D’Hayange (Moselle)
Marlène est au volant quand sa vue se brouille. Un fondu au noir sur le chemin de son domicile, après une nouvelle journée de travail à la mairie d’Hayange faite de stress et d’humiliations. « Heureusement que j’étais près de la sortie d’autoroute, je n’ose imaginer ce qui aurait pu m’arriver sinon », souffle l’agente municipale, en arrêt maladie depuis plusieurs mois. Comme Marlène, près d’une dizaine d’employés de la mairie se sont confiés aux Jours. Souhaitant rester anonymes par peur des « représailles », tous racontent la même histoire : celle d’une gouvernance séduisante à l’extérieur mais brutale à l’intérieur. La colère du maire Rassemblement national (RN) Fabien Engelmann se cristalliserait notamment sur trois petites lettres : CGT. Le sigle renvoie à sa vie d’avant le Front, du temps où l’ouvrier territorial criait son amour pour Arlette Laguiller sur tous les toits, loin de s’imaginer qu’il rejoindrait bientôt un parti cofondé par un ancien Waffen-SS et un fantassin de l’OAS.

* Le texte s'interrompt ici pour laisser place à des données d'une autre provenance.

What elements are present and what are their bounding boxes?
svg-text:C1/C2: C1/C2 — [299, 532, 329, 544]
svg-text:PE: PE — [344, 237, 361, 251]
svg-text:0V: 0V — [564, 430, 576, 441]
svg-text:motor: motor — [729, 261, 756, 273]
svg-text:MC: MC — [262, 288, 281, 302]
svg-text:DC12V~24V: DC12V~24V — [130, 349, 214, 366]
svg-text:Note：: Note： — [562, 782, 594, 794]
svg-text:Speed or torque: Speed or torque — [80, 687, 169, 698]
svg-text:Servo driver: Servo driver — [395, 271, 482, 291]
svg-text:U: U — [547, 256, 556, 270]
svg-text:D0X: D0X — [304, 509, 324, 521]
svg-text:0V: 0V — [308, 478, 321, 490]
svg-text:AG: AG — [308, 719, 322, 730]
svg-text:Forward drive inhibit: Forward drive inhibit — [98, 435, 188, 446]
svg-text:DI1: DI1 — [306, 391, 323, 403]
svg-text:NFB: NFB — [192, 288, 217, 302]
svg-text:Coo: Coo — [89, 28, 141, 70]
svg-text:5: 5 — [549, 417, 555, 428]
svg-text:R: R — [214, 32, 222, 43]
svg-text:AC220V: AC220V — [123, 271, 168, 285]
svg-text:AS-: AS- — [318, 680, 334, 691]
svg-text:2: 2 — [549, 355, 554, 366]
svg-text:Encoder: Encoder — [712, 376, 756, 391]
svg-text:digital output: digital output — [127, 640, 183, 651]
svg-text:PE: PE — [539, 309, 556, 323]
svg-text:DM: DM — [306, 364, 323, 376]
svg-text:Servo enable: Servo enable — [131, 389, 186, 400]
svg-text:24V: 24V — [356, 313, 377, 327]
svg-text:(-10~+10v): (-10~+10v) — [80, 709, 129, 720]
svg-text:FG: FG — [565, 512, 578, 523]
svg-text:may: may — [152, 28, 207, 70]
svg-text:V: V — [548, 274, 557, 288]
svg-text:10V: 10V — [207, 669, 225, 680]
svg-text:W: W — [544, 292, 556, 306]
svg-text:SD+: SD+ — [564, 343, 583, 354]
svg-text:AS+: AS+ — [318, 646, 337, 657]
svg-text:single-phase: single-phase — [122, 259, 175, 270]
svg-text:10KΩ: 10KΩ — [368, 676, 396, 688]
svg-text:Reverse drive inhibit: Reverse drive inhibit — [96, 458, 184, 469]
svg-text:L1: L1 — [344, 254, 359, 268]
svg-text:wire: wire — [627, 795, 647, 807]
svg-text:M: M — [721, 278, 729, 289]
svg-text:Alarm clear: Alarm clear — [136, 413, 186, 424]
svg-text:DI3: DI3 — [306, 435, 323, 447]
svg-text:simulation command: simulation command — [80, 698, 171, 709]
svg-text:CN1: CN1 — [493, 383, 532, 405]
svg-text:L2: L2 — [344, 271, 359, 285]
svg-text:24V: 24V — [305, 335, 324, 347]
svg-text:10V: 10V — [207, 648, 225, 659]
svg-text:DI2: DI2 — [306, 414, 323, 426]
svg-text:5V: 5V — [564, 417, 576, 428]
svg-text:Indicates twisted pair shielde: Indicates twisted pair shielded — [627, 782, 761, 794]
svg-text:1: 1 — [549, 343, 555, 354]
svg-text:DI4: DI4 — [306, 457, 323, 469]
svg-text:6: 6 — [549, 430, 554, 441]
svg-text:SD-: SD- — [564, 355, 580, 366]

« Il a une animosité certaine envers notre syndicat », lâche Olivier, un ancien agent communal de la voirie hayangeoise. Ce militant CGT a distribué « un tract clairement anti-FN » à l’arrivée de Fabien Engelmann, en 2014, et payé l’affront de sa personne. Des mesures de déstabilisation l’ont visé et ont abouti, un an seulement après l’élection du nouveau maire, à une « mise au placard ». « On m’avait mis au service du ramassage des crottes de chien », se souvient l’ancien cadre avec amertume. Il en est convaincu, l’ordre venait du maire en personne. Aujourd’hui, il a obtenu sa mutation dans une autre commune, mais ses pensées n’ont pas tout à fait quitté Hayange. « Je suis parti, je revis, mais mes anciens collègues sont encore en souffrance », déplore-t-il, avant de décrire « une peur qui s’est installée très rapidement ».

C’est cette peur, mêlée à un harcèlement continu, qui a fait craquer Marlène. Le quotidien de l’employée municipale depuis deux décennies a basculé lorsqu’elle s’est inscrite sur la liste cégétiste lors des élections professionnelles de 2018. « Juste pour dépanner », dit-elle, le syndicat ayant de plus en plus de mal à trouver des agents qui osent afficher leur sympathie. Après ce ralliement, le changement d’ambiance est radical. Sa supérieure, en poste grâce à sa proximité avec le nouveau maire, cesse de lui dire bonjour.